When it comes to the human body, form and function work together. The shape and structure of our hands enable us to hold and manipulate things. Tiny air sacs in our lungs called alveoli allow for air exchange and help us breath in and out. And tree-like blood vessels branch throughout our body, delivering oxygen from our head to our toes. The organization of these natural structures holds the key to our health and the way we function. Better understanding and replicating their designs could help us unlock biological insights for more effective drug-testing, and the development of new therapeutics and organ replacements. Yet, biologically engineering tissue structures that are organized across multiple scales, from the arrangement of small cells all the way to the architecture of a large organ, has proven challenging using current fabrication technologies.
Now, Christopher Chen and his team at Boston University and the Wyss Institute at Harvard University have invented a new approach to solve this complex problem called ESCAPE (engineered sacrificial capillary pumps for evacuation). In new research published in Nature , the multidisciplinary team demonstrates how they used gallium, a soft silvery metal that melts just above room temperature, as a molding material for generating cell structures in a wide range of shapes and sizes that can be used to engineer tissue.
Senior author Christopher Chen, director of BU's Biological Design Center and Core Faculty member at the Wyss Institute, explains how ESCAPE works and how their research will enable future advances in tissue engineering.
What is ESCAPE and how does it work?
Before we dive into ESCAPE, I think it is important to take a step back and talk about why building tissue itself is so difficult.
Why is building tissue a challenge?
There are two main hurdles when trying to engineer tissue. The materials themselves are incredibly fragile, and there is not a one-size fits all process.

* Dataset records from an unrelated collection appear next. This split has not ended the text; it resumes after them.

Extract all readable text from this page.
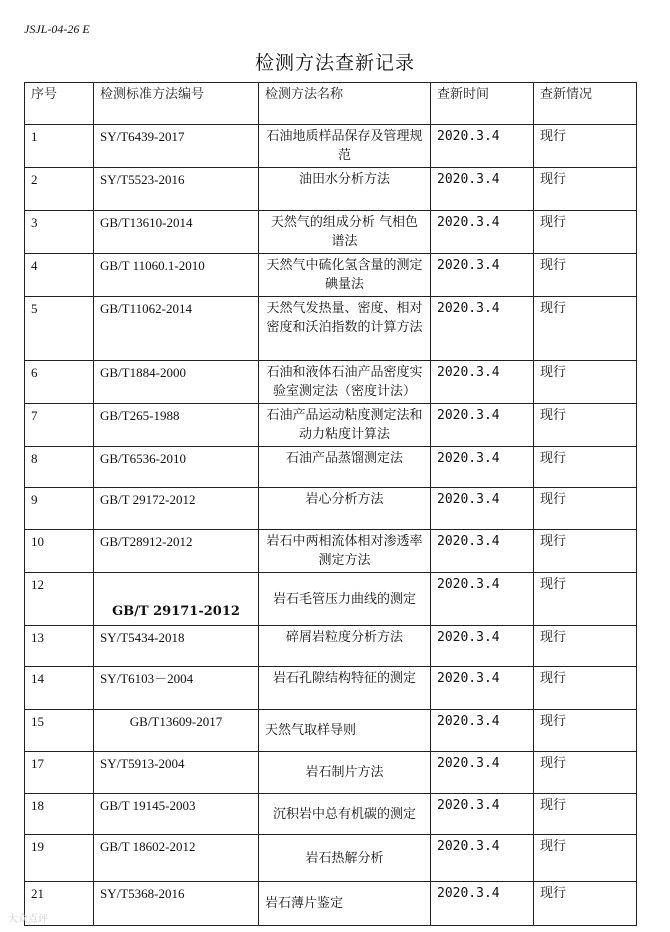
JSJL-04-26 E
检测方法查新记录
序号	检测标准方法编号	检测方法名称	查新时间	查新情况
1	SY/T6439-2017	石油地质样品保存及管理规范	2020.3.4	现行
2	SY/T5523-2016	油田水分析方法	2020.3.4	现行
3	GB/T13610-2014	天然气的组成分析 气相色谱法	2020.3.4	现行
4	GB/T 11060.1-2010	天然气中硫化氢含量的测定 碘量法	2020.3.4	现行
5	GB/T11062-2014	天然气发热量、密度、相对密度和沃泊指数的计算方法	2020.3.4	现行
6	GB/T1884-2000	石油和液体石油产品密度实验室测定法（密度计法）	2020.3.4	现行
7	GB/T265-1988	石油产品运动粘度测定法和动力粘度计算法	2020.3.4	现行
8	GB/T6536-2010	石油产品蒸馏测定法	2020.3.4	现行
9	GB/T 29172-2012	岩心分析方法	2020.3.4	现行
10	GB/T28912-2012	岩石中两相流体相对渗透率测定方法	2020.3.4	现行
12	GB/T 29171-2012	岩石毛管压力曲线的测定	2020.3.4	现行
13	SY/T5434-2018	碎屑岩粒度分析方法	2020.3.4	现行
14	SY/T6103－2004	岩石孔隙结构特征的测定	2020.3.4	现行
15	GB/T13609-2017	天然气取样导则	2020.3.4	现行
17	SY/T5913-2004	岩石制片方法	2020.3.4	现行
18	GB/T 19145-2003	沉积岩中总有机碳的测定	2020.3.4	现行
19	GB/T 18602-2012	岩石热解分析	2020.3.4	现行
21	SY/T5368-2016	岩石薄片鉴定	2020.3.4	现行
大众点评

First, biological materials, such as the extracellular matrix (ECM)—a complex network of proteins and other molecules that comes together to form cells and tissues—must be maintained in highly controlled environments. They cannot be exposed to high temperatures, harsh solvents or squeezed through tiny spaces. So, the way you must handle them is very limited.
The second challenge is finding a building process that works well for both small structures as well as large ones.
How did you overcome these challenges?
Inventing a single process that can handle the fragile materials and can build well at different scales is a hurdle. We wondered: could we decouple these two problems?
First, we examined building the geometry, the shape, using any material we wanted. Then, we copied the geometry over to the fragile biological material through molding. This approach allows us to build tissue successfully in many different shapes, using soft materials. That's the heart of the ESCAPE work.
How does ESCAPE copy shapes?
First, the desired shape is generated using fabrication processes and materials designed for patterning. Gallium is then used to form a solid metal cast of the shape. Next, the desired biomaterial is polymerized around the gallium cast. Finally, gallium is melted and removed cleanly, leaving behind an intact biomaterial scaffold. Cells can then be added to this scaffold and cultured to form tissue architectures.
Why did you decide to use gallium?
Gallium is truly the perfect material for this. It is solid at room temperature, so it can be handled easily and works well as a casting material. But what makes it so special is that it is biocompatible and can be melted at cell-friendly, low temperatures. So, it is easy to extract gallium without destroying a delicate mold. Even better yet, Gallium can be switched to a high surface tension state, which means that it can easily be triggered to pump itself out of confinement. This process is called capillary pumping, the "CAPE" of "ESCAPE" (engineered sacrificial capillary pumps for evacuation).
What structures have you built using ESCAPE?
ESCAPE can be used on several tissue architectures, but we started with vascular forms because blood vessel networks feature many different length scales. Engineering the vascular tree (and its hierarchies) is a well-known challenge in the field of biological engineering.
Our blood vessel demonstrations include trees with many branches, including dead ends and portions that experience fluid flow. This allows us to model a range of healthy structures as well as diseased abnormalities.
Another approach involves independent tissue networks that are interwoven with each other. Most tissues feature not one, but many distinct networks that come near each other, yet are not in direct contact. These networks are lined with different cells. To showcase this, we fabricated interwoven blood and lymphatic networks.
Finally, vascular networks nourish other cells within a tissue. To capture this, we built cavities packed with cardiac cells that have high nutrient needs that were met with blood vessels in close proximity.
What's next for ESCAPE?
We envision using ESCAPE with new cell types and new shapes representative of different organs. We also want to use it in organoid cultures. Then, we plan to expand to more materials beyond the three we tried in this research.
With this research, we have the basic design rules in place to predict the reliability of ESCAPE. Simulating the capillary pumping process will allow us to test different designs computationally in advance.